The 40 Years of Comics Project - Day 1493: National Lampoon v.1 #61, April 1975


Always a mixed bag with National Lampoon. Today's issue was so-so.

The comics section at the end of the issue is always fantastic. Those are A-list artists at the top of their games as far as I'm concerned.

The stuff in the magazine itself sometimes reflects too much the casual misogyny and racism that was deemed acceptable at the time. It's one of the reasons that, for this project at least, I'm only reading the sequential content of each issue.

I haven't mentioned the covers very much, either for this series or for any of the magazines that I've read. I noticed last night as I was adding yesterday's issue to the database, that the covers of magazines and the covers of comics have a very different design aesthetic. The database I use for my collection (Collectorz.com) allows one to view each listing as a small cover graphic. When I have something like National Lampoon or Heavy Metal sitting next to more traditional comics fare, it's easy to see the difference. But it's not something I'd noticed before.
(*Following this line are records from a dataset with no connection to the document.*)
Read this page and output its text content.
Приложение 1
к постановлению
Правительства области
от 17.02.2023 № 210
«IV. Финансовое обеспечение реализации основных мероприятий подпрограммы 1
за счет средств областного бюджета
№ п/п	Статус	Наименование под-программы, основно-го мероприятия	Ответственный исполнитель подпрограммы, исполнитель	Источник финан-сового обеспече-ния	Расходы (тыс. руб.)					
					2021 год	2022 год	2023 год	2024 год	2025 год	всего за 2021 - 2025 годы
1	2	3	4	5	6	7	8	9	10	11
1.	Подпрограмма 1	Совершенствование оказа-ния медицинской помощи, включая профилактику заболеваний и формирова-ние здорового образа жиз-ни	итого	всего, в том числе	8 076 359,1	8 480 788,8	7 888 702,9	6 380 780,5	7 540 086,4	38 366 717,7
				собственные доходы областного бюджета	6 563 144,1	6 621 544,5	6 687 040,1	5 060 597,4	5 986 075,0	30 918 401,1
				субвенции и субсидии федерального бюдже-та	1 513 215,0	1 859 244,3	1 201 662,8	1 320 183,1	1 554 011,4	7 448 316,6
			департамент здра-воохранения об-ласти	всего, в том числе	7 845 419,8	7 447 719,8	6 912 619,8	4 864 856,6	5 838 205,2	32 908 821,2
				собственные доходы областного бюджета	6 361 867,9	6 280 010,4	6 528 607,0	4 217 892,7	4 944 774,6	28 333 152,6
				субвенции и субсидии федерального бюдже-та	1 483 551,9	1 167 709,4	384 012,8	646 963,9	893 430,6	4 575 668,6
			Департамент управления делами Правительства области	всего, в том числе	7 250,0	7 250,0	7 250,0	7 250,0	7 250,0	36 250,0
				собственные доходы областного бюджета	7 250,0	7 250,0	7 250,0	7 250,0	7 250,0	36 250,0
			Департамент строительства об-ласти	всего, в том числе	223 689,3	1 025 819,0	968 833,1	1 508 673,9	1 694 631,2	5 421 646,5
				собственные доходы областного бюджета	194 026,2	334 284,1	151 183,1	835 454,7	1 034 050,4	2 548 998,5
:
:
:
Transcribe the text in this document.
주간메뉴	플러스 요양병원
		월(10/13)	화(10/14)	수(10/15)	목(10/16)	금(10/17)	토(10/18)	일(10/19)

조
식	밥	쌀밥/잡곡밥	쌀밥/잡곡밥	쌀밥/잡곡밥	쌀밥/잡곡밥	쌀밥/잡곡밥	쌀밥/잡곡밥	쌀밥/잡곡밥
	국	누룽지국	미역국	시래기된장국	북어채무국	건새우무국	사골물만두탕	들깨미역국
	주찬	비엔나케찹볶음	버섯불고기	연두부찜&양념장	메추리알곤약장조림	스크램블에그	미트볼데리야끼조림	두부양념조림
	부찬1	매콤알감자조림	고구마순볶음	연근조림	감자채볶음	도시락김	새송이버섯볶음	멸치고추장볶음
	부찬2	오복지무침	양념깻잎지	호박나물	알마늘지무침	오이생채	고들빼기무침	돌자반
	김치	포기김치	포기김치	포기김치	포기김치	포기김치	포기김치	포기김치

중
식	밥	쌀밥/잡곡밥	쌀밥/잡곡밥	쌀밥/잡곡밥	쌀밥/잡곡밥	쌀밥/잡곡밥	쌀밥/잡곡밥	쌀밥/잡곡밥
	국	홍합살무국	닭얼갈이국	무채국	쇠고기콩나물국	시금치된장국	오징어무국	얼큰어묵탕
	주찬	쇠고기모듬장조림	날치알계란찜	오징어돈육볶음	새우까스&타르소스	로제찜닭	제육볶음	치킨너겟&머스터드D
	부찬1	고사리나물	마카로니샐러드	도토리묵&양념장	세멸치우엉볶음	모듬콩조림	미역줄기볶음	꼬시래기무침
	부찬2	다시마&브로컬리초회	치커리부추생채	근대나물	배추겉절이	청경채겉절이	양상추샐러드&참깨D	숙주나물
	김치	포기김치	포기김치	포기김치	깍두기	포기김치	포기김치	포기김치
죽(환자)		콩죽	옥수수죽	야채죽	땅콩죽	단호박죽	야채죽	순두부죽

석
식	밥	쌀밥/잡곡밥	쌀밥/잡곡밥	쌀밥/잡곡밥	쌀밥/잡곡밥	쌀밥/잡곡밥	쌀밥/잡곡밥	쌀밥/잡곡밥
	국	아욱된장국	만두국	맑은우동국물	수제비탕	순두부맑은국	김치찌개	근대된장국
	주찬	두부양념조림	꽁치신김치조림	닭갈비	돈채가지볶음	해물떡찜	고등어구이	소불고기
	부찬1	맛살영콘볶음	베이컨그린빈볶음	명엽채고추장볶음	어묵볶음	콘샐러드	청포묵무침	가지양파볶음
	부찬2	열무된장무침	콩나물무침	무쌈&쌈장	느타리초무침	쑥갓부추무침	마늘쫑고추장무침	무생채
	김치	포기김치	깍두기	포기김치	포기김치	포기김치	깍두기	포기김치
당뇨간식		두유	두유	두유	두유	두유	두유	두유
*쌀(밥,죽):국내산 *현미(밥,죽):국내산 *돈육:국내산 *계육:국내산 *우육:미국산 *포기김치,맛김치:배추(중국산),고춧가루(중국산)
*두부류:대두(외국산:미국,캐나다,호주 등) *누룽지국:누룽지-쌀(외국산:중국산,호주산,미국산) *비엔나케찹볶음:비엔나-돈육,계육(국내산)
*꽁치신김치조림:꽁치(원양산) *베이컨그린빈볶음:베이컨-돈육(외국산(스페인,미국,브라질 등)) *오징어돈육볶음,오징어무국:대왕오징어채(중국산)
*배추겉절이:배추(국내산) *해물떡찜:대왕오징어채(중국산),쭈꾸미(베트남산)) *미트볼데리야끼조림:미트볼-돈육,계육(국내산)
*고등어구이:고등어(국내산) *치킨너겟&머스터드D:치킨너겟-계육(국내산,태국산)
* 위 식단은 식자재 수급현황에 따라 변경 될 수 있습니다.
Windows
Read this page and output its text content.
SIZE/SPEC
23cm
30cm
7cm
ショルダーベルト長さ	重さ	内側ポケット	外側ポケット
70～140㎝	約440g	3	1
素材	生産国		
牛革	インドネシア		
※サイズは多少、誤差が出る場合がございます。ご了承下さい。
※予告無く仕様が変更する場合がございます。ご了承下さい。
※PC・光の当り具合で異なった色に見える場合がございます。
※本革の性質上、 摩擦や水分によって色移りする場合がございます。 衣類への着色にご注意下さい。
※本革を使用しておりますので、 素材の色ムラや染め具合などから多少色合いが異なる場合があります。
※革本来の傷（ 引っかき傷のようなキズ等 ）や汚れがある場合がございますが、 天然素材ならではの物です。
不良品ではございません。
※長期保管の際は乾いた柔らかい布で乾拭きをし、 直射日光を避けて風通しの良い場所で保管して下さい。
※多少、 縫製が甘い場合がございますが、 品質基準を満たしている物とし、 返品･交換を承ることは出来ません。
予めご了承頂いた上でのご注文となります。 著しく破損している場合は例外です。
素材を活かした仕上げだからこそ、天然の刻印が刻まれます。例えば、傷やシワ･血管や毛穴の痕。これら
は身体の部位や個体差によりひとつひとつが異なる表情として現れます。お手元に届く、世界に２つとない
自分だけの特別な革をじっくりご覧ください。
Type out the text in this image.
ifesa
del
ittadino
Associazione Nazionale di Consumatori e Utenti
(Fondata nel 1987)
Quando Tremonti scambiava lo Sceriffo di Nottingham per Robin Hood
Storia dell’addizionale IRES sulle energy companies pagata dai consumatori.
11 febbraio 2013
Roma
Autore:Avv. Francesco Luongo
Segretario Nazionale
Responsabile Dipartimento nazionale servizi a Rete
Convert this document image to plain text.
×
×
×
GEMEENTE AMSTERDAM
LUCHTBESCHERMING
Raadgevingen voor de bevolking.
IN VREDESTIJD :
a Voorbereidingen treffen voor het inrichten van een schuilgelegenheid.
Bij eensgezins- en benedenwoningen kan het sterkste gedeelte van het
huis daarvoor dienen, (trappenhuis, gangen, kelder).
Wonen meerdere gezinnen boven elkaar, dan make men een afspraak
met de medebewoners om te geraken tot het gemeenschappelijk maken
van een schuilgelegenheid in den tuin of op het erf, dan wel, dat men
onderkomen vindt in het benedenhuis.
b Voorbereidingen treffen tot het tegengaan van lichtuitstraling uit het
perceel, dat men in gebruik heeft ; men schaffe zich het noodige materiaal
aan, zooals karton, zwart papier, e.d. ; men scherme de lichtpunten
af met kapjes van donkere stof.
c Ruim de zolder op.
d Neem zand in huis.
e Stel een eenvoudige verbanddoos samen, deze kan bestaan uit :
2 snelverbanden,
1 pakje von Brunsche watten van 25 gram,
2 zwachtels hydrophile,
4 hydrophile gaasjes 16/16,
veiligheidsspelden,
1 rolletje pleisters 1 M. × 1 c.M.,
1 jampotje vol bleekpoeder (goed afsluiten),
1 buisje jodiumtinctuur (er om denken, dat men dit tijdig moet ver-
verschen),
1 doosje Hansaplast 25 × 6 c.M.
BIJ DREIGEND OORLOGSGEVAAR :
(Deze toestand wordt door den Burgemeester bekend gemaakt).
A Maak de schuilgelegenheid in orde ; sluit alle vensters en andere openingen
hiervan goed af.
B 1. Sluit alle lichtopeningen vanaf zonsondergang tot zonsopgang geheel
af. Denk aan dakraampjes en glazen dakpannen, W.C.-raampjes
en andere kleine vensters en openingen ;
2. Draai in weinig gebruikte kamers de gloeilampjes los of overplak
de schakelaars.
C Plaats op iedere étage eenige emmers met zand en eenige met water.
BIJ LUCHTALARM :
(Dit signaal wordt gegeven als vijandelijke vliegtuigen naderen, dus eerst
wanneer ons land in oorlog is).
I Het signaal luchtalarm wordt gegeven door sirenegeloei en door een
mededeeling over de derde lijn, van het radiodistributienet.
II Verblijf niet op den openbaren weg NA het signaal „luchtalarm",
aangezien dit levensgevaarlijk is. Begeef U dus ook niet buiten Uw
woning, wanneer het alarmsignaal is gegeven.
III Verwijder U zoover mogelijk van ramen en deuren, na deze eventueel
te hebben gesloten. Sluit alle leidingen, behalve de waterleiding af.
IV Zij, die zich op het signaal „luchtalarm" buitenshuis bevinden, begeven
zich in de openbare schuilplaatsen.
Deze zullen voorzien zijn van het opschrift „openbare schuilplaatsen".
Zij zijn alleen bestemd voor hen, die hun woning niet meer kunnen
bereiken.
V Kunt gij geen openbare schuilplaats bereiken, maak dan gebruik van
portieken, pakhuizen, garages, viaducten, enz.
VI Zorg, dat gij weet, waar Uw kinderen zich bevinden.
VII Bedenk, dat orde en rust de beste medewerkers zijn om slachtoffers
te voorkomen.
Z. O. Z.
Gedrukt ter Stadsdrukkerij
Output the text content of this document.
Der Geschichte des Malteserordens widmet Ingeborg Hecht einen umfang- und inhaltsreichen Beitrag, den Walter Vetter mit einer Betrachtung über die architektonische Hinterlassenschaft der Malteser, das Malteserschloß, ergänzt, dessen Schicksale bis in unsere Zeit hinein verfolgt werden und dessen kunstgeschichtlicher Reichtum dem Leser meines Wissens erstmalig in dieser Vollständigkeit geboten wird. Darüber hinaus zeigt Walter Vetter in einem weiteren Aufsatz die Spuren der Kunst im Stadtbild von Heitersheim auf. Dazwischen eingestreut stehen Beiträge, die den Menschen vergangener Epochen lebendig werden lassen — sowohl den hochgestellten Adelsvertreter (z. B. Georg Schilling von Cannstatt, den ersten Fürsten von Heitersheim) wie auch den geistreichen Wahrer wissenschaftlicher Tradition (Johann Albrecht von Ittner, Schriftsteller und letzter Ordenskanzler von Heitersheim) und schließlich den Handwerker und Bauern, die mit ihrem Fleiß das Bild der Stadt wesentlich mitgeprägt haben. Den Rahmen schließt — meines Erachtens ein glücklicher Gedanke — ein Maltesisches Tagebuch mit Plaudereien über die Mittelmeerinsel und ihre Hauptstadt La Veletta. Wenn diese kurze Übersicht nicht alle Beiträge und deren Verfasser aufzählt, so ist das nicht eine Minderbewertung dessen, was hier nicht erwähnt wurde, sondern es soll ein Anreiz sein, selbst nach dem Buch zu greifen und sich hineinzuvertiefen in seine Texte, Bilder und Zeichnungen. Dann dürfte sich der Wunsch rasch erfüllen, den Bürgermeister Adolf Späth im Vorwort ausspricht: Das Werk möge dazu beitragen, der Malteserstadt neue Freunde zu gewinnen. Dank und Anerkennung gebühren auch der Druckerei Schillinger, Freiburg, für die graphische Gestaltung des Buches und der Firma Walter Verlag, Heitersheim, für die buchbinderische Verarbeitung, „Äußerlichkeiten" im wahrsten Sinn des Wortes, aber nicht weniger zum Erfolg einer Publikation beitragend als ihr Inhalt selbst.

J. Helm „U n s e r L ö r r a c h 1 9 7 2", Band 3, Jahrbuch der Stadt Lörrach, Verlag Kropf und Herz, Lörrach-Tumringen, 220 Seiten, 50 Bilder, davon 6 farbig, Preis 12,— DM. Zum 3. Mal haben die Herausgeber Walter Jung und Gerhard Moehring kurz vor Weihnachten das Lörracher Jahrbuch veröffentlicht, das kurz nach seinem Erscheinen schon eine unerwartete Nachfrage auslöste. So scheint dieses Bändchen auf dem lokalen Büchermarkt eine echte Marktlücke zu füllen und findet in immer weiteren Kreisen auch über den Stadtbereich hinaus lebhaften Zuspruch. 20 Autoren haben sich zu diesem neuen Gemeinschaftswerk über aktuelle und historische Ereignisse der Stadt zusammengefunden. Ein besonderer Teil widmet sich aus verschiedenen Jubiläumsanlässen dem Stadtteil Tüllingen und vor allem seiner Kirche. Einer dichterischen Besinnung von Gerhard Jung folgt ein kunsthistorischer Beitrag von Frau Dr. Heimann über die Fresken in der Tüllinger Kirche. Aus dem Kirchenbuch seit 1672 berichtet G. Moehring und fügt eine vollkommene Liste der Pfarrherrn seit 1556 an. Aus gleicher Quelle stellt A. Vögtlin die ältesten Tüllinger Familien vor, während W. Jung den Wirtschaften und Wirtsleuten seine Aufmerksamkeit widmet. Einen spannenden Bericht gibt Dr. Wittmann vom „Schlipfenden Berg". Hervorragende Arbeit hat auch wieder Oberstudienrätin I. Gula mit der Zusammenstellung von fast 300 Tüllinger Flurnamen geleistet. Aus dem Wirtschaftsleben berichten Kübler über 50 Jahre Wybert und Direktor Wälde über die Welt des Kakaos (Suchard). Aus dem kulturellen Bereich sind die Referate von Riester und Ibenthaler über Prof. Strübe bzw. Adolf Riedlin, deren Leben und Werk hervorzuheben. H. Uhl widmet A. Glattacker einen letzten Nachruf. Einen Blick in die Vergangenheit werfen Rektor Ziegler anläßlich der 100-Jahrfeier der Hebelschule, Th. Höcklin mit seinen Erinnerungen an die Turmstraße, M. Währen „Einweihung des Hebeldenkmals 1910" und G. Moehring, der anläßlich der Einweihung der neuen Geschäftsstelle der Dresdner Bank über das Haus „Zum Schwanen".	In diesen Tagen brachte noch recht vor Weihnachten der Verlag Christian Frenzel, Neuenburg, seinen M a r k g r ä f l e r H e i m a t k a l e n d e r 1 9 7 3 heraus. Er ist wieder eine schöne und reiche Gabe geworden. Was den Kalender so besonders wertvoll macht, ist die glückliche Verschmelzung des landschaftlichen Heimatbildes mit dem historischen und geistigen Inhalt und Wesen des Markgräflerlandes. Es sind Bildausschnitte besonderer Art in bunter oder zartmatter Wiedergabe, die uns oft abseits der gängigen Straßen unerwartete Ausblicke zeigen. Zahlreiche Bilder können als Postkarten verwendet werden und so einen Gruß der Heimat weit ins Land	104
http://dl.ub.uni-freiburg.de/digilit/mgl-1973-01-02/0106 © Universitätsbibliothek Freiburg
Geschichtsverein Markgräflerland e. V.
A few months back I was deep into reading old 50s horror titles and got a crash course from the text features in Tales Too Terrible To Tell, the New England Comics pre-Code reprint series. George Suarez points to Avon Publishing's Eerie as one of the earliest horror comics, but notes that they had paperback artists design the cover, and it looks like it:


I love comics, but I have absolutely no concept of design. So to be able to see these differences is pretty neat for me.

"Ahh...wait, what, what's all dis dark shit?..Where da fuk is I at?!"